寝てたよね?
朝の光は静かだった。
草の先に露が残り、風がそれを揺らしている。
火は灰になっていた。
騎士はすでに目を覚ましていた。
いや――目が覚めてしまった。
眠っていたことを思い出した瞬間から、落ち着かない。
見張りのまま眠るなど、本来あり得ない。
周囲を確認する。
異常なし。
影の気配なし。
それでも胸の奥が妙にざわついていた。
背後で衣擦れの音。
「……んー」
彼女が起き上がる。
伸びをして、空を見上げる。
「いい天気」
騎士は何も言わない。
彼女がこちらを見る。
数秒、じっと観察して。
にやっと笑った。
「……寝てたよね?」
「寝ていない」
即答。
「目を閉じていただけだ」
「いや完全に寝てた」
間を置かず返す。
騎士が眉を寄せる。
「断言するな」
彼女は笑いながら荷をまとめ始める。
「しかもさ」
少し声の調子が変わる。
「いびき、かいてた」
騎士の動きが止まった。
「……かいていない」
「かいてたって」
さらっと言う。
「小さいけど。
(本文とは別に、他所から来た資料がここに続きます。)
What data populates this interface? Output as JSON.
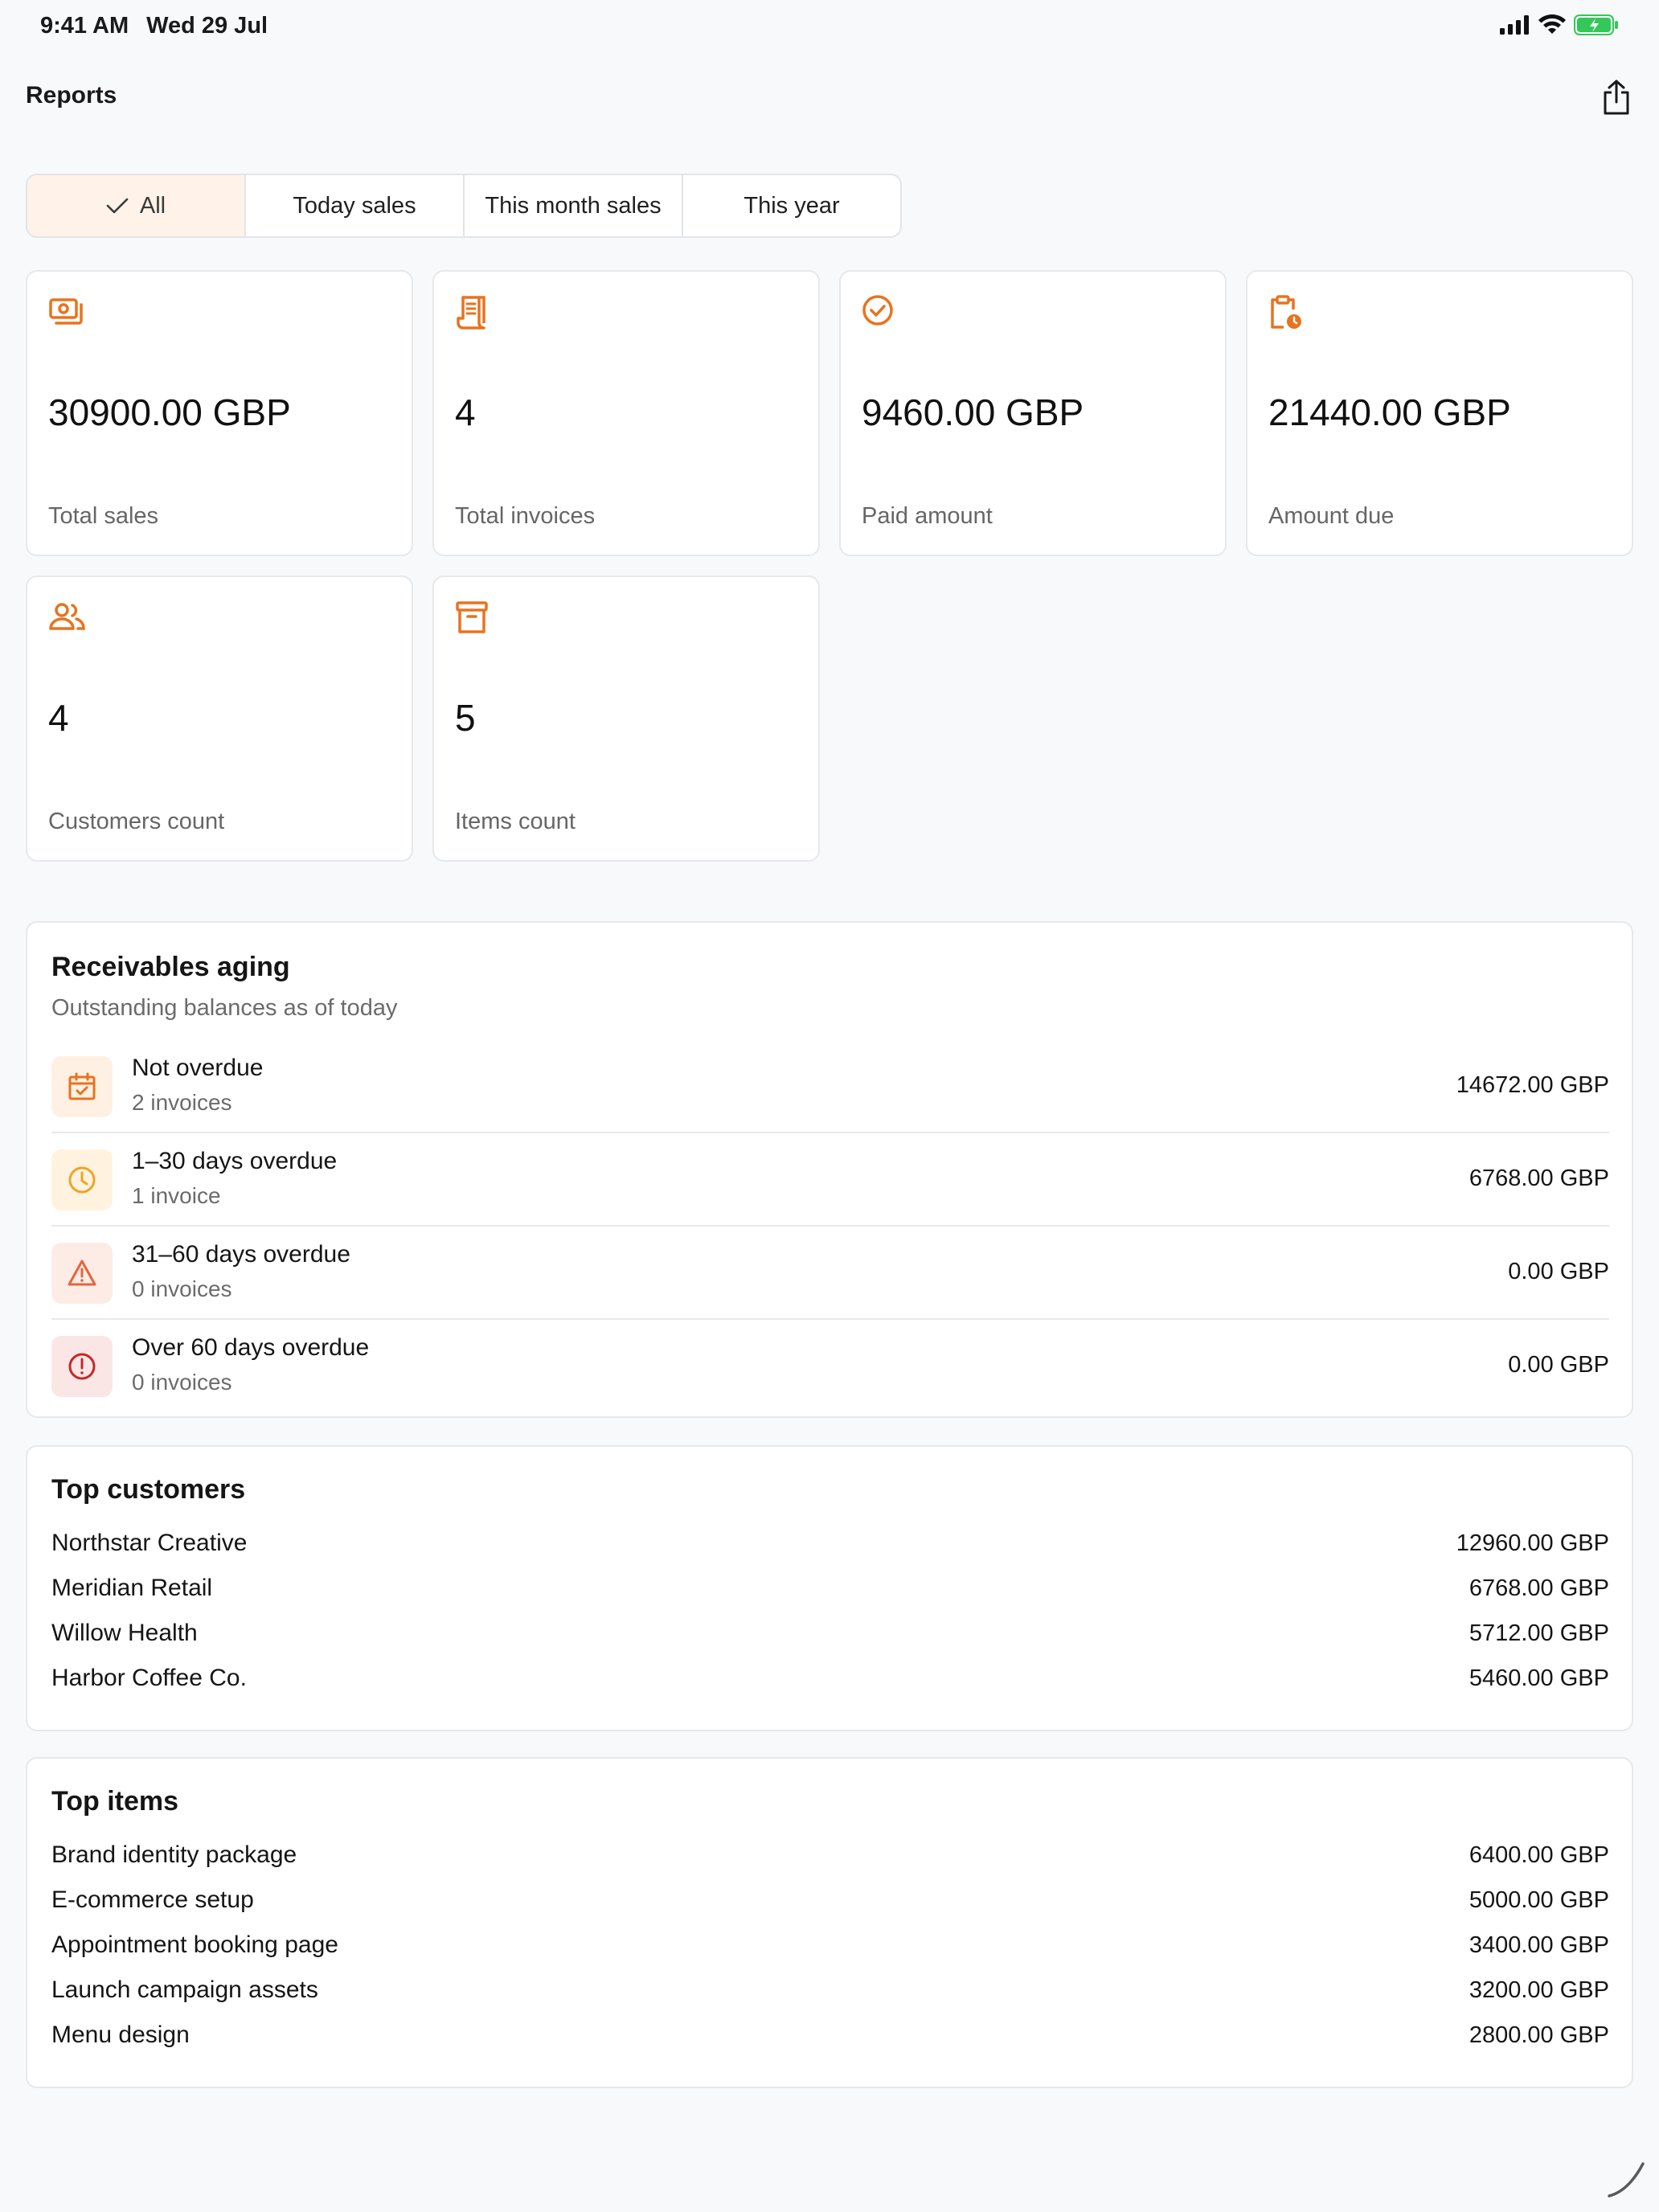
{
  "status_bar": {
    "time": "9:41 AM",
    "date": "Wed 29 Jul",
    "icons": [
      "cellular-signal-icon",
      "wifi-icon",
      "battery-charging-icon"
    ]
  },
  "header": {
    "title": "Reports",
    "share_icon": "share-icon"
  },
  "filters": {
    "items": [
      {
        "label": "All",
        "active": true
      },
      {
        "label": "Today sales",
        "active": false
      },
      {
        "label": "This month sales",
        "active": false
      },
      {
        "label": "This year",
        "active": false
      }
    ]
  },
  "stats": [
    {
      "icon": "money-icon",
      "value": "30900.00 GBP",
      "label": "Total sales"
    },
    {
      "icon": "receipt-icon",
      "value": "4",
      "label": "Total invoices"
    },
    {
      "icon": "check-circle-icon",
      "value": "9460.00 GBP",
      "label": "Paid amount"
    },
    {
      "icon": "clipboard-clock-icon",
      "value": "21440.00 GBP",
      "label": "Amount due"
    },
    {
      "icon": "users-icon",
      "value": "4",
      "label": "Customers count"
    },
    {
      "icon": "archive-box-icon",
      "value": "5",
      "label": "Items count"
    }
  ],
  "aging": {
    "title": "Receivables aging",
    "subtitle": "Outstanding balances as of today",
    "rows": [
      {
        "icon": "calendar-check-icon",
        "name": "Not overdue",
        "count": "2 invoices",
        "amount": "14672.00 GBP",
        "badge_bg": "#fff0e4",
        "icon_color": "#e8731e"
      },
      {
        "icon": "clock-icon",
        "name": "1–30 days overdue",
        "count": "1 invoice",
        "amount": "6768.00 GBP",
        "badge_bg": "#fff3e0",
        "icon_color": "#f0a326"
      },
      {
        "icon": "warning-triangle-icon",
        "name": "31–60 days overdue",
        "count": "0 invoices",
        "amount": "0.00 GBP",
        "badge_bg": "#fdece6",
        "icon_color": "#e8643a"
      },
      {
        "icon": "alert-circle-icon",
        "name": "Over 60 days overdue",
        "count": "0 invoices",
        "amount": "0.00 GBP",
        "badge_bg": "#fbe6e6",
        "icon_color": "#c62828"
      }
    ]
  },
  "top_customers": {
    "title": "Top customers",
    "rows": [
      {
        "name": "Northstar Creative",
        "amount": "12960.00 GBP"
      },
      {
        "name": "Meridian Retail",
        "amount": "6768.00 GBP"
      },
      {
        "name": "Willow Health",
        "amount": "5712.00 GBP"
      },
      {
        "name": "Harbor Coffee Co.",
        "amount": "5460.00 GBP"
      }
    ]
  },
  "top_items": {
    "title": "Top items",
    "rows": [
      {
        "name": "Brand identity package",
        "amount": "6400.00 GBP"
      },
      {
        "name": "E-commerce setup",
        "amount": "5000.00 GBP"
      },
      {
        "name": "Appointment booking page",
        "amount": "3400.00 GBP"
      },
      {
        "name": "Launch campaign assets",
        "amount": "3200.00 GBP"
      },
      {
        "name": "Menu design",
        "amount": "2800.00 GBP"
      }
    ]
  },
  "colors": {
    "accent": "#e8731e",
    "active_filter_bg": "#fff2e8",
    "battery": "#34c759"
  }
}
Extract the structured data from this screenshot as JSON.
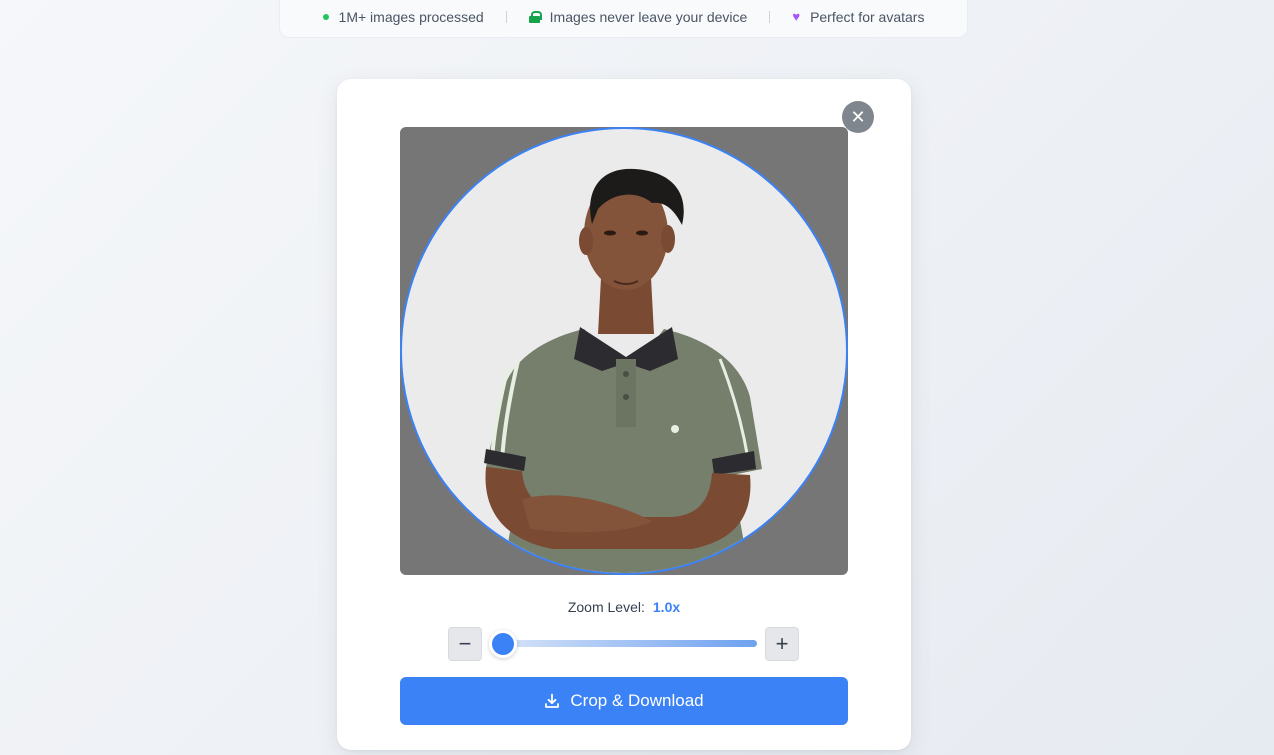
{
  "features": [
    {
      "icon": "green-dot-icon",
      "label": "1M+ images processed"
    },
    {
      "icon": "lock-icon",
      "label": "Images never leave your device"
    },
    {
      "icon": "heart-icon",
      "label": "Perfect for avatars"
    }
  ],
  "modal": {
    "close_symbol": "✕",
    "zoom_label": "Zoom Level:",
    "zoom_value": "1.0x",
    "zoom_out_symbol": "−",
    "zoom_in_symbol": "+",
    "slider_value": 0,
    "download_label": "Crop & Download"
  },
  "colors": {
    "accent": "#3b82f6",
    "crop_background": "#767676",
    "lock": "#16a34a",
    "dot": "#22c55e",
    "heart": "#a855f7"
  }
}
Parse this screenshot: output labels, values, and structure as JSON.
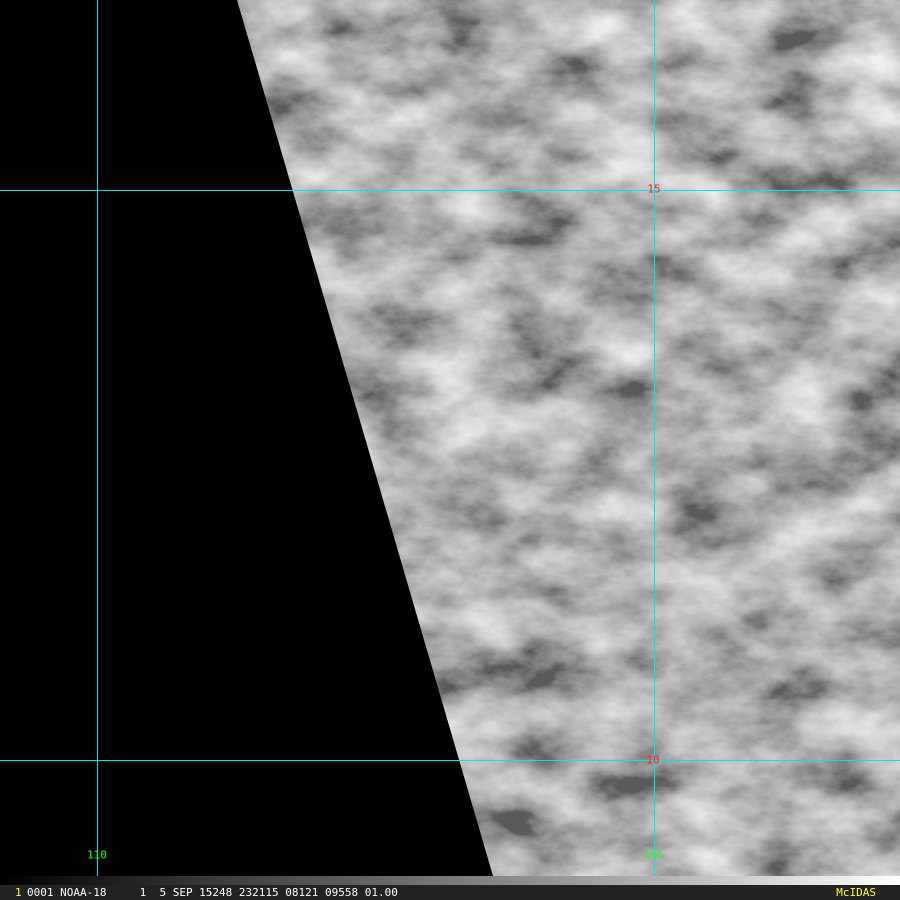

ぐーって」
彼は完全に黙る。
反論を探している顔。
彼女は続ける。
「あとね」
少しだけ真面目な声になる。
「途中、呼吸止まったみたいになって」
騎士が顔を上げる。
「止まった?」
「うん。静かすぎて」
手振りで間を示す。
「結構長くてさ、ちょっとドキドキした」
軽く言ったが、本当に心配した響きが混じっていた。
風が通り抜ける。
騎士は視線を逸らす。
そんなふうに眠っていた自覚はない。
彼女は肩をすくめる。
「でも、そのあと普通に寝息戻ったから安心した」
少し笑う。
「死んだかと思ったよ、騎士」
「死なん」
即答だった。
だが声は少し低い。
彼女はくすっと笑う。
「よかった」
それだけ言う。
責めない。
からかわない。
ただ事実として置く。
沈黙。
騎士は小さく息を吐いた。
「……警戒が足りなかった」
ぽつりと言う。
彼女は首を振る。
「違うよ」
振り返らず答える。
「安心してたんだよ」
風が草を揺らす。
騎士は否定しなかった。
できなかった。
二人は荷を背負い、歩き出す。
朝の風が背中を押す。
昨日より、少しだけ近い距離で。